Sono passati venticinque anni da “Made Me You Realise”. Era il millenovecentottantotto e sarebbero successe cose meravigliose. A quel tempo era lecito azzeccare una melodia pop e spingerla all’inferno. Camuffarla senza pedanteria oltre il muro di dissonanze e feedback. Non era da tutti, però. I meno audaci continuavano indefessi a cercarsi la coda con in testa alcuni punti di riferimento assoluti (dai Beatles agli Smiths), e atteggiarsi brit più di quanto fosse necessario. Nessuno di loro, però, se n’è mai fatta una colpa. Sulla sponda opposta tutto questo non era abbastanza, come nel sessantasette, a New York, non sarebbe stato abbastanza farsi fotografare insieme al più figo degli artisti pop. I fissascarpe giravano per i locali, con ancora poca fama underground addosso, lasciando tra i loro amplificatori e il pubblico una distanza implacata e meravigliosamente assordante.
Qualcuno bussa alla porta e ci ricorda che le cose belle, talvolta, durano poco. Nel millenovecentonovantuno la rivoluzione targata My Bloody Valentine subisce un arresto improvviso. In tempo, però, per lasciare esplodere definitivamente l’urgenza noise di Loveless. In tanti hanno cercato di spingersi fino in fondo alla ricerca dell’essenza di un album del genere. Un album che ancora oggi, negli scantinati dei negozi di vinili, gira da una mano all’altra con il fascino immortale della scoperta pronta a svelarsi.
E dunque, ventidue anni di silenzio. Poi la notizia improvvisa. Ed ecco “MBV”, omonimo fuori tempo massimo. Frutto dell’amore viscerale dei My Bloody Valentine per se stessi. Per il loro tempo. Per quelle foto sgranate di quando erano più giovani. Per quegli amplificatori frenetici e le splendide melodie sottomesse. “MBV” è come un film di Gus Van Sant sui My Bloody Valentine. Come un libro di Hubert Selby sull’armonia. è la storia che si ripete. Autoreferenziale, mai troppo, solo per ritrovare lo schema, il guizzo da cui tutto questo ha preso il via.
Spiegarsi “MBV” vuol dire entrare nel vortice e fare finta che non esista. Adattarsi alle regole. Scansare con un braccio la nebbia fitta di distorsioni martellanti e accontentarsi di una carezza, di tanto in tanto, purchè sincera. Tentare di dissezionare “MBV” è una colpa. Forse il più grande torto che si possa fare a Kevin Shields. “She found now” riaccende Loveless e ispessice l’aria attorno. Il risultato è un ostacolo conturbante, un meraviglioso universo di sovrapposizioni sonore (“Only tomorrow”, su tutte) da cui la melodia cerca di liberarsi. “MBV” sa addolcirsi (“If I am” e “New you”) e incazzarsi (“Nothing is”). Sa disorientare, senza tentennamenti. Affacciarsi su “MBV” significa tornare all’origine di tutto e cominciare da capo.
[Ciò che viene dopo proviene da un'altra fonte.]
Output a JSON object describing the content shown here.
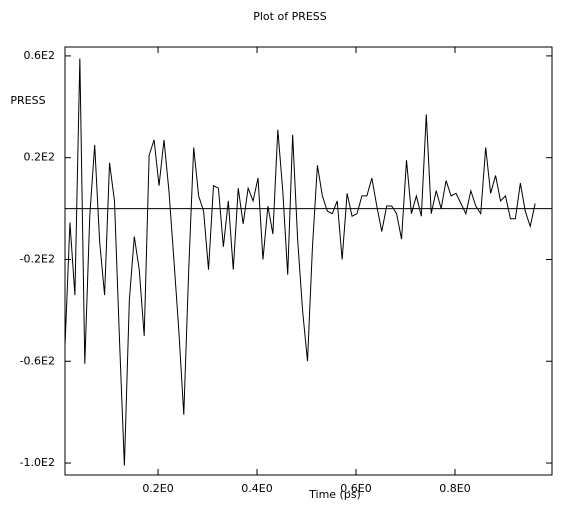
{
  "chart_data": {
    "type": "line",
    "title": "Plot of PRESS",
    "x_label": "Time (ps)",
    "y_label": "PRESS",
    "x": [
      0.012,
      0.022,
      0.032,
      0.042,
      0.052,
      0.062,
      0.072,
      0.082,
      0.092,
      0.102,
      0.112,
      0.122,
      0.132,
      0.142,
      0.152,
      0.162,
      0.172,
      0.182,
      0.192,
      0.202,
      0.212,
      0.222,
      0.232,
      0.242,
      0.252,
      0.262,
      0.272,
      0.282,
      0.292,
      0.302,
      0.312,
      0.322,
      0.332,
      0.342,
      0.352,
      0.362,
      0.372,
      0.382,
      0.392,
      0.402,
      0.412,
      0.422,
      0.432,
      0.442,
      0.452,
      0.462,
      0.472,
      0.482,
      0.492,
      0.502,
      0.512,
      0.522,
      0.532,
      0.542,
      0.552,
      0.562,
      0.572,
      0.582,
      0.592,
      0.602,
      0.612,
      0.622,
      0.632,
      0.642,
      0.652,
      0.662,
      0.672,
      0.682,
      0.692,
      0.702,
      0.712,
      0.722,
      0.732,
      0.742,
      0.752,
      0.762,
      0.772,
      0.782,
      0.792,
      0.802,
      0.812,
      0.822,
      0.832,
      0.842,
      0.852,
      0.862,
      0.872,
      0.882,
      0.892,
      0.902,
      0.912,
      0.922,
      0.932,
      0.942,
      0.952,
      0.962
    ],
    "series": [
      {
        "name": "PRESS",
        "color": "#000000",
        "values": [
          -54,
          -5.5,
          -34,
          59,
          -61,
          -3,
          25,
          -13,
          -34,
          18,
          3,
          -51,
          -101,
          -36,
          -11,
          -24,
          -50,
          21,
          27,
          9,
          27,
          7,
          -20,
          -48,
          -81,
          -24,
          24,
          5,
          -1,
          -24,
          9,
          8,
          -15,
          3,
          -24,
          8,
          -6,
          8,
          3,
          12,
          -20,
          1,
          -10,
          31,
          7,
          -26,
          29,
          -12,
          -40,
          -60,
          -15,
          17,
          5,
          -1,
          -2,
          3,
          -20,
          6,
          -3,
          -2,
          5,
          5,
          12,
          1,
          -9,
          1,
          1,
          -2,
          -12,
          19,
          -2,
          5,
          -3,
          37,
          -2,
          7,
          0,
          11,
          5,
          6,
          2,
          -2,
          7,
          1,
          -2,
          24,
          6,
          13,
          3,
          5,
          -4,
          -4,
          10,
          -1,
          -7,
          2
        ]
      }
    ],
    "xlim": [
      0.012,
      0.996
    ],
    "ylim": [
      -104.7,
      63.5
    ],
    "xticks": [
      {
        "value": 0.2,
        "label": "0.2E0"
      },
      {
        "value": 0.4,
        "label": "0.4E0"
      },
      {
        "value": 0.6,
        "label": "0.6E0"
      },
      {
        "value": 0.8,
        "label": "0.8E0"
      }
    ],
    "yticks": [
      {
        "value": 60,
        "label": "0.6E2"
      },
      {
        "value": 20,
        "label": "0.2E2"
      },
      {
        "value": -20,
        "label": "-0.2E2"
      },
      {
        "value": -60,
        "label": "-0.6E2"
      },
      {
        "value": -100,
        "label": "-1.0E2"
      }
    ]
  }
}
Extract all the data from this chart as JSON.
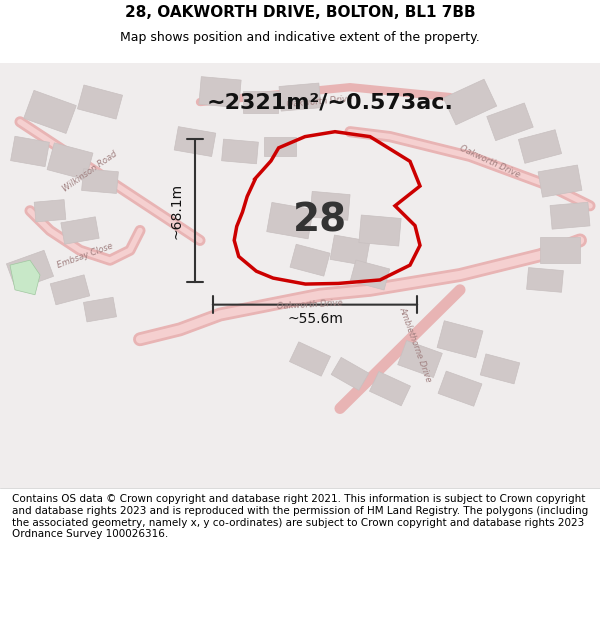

Ventidue anni sono tanti e possono essere nulla. Tra i tanti meriti di Kevin Shield, un giorno, ricorderemo anche quello di saper mantenere le promesse. Quello che conta, in definitiva, è che dei tanti gruppi che ci hanno provato, da allora, soltanto i My Bloody Valentine sanno essere i My Bloody Valentine.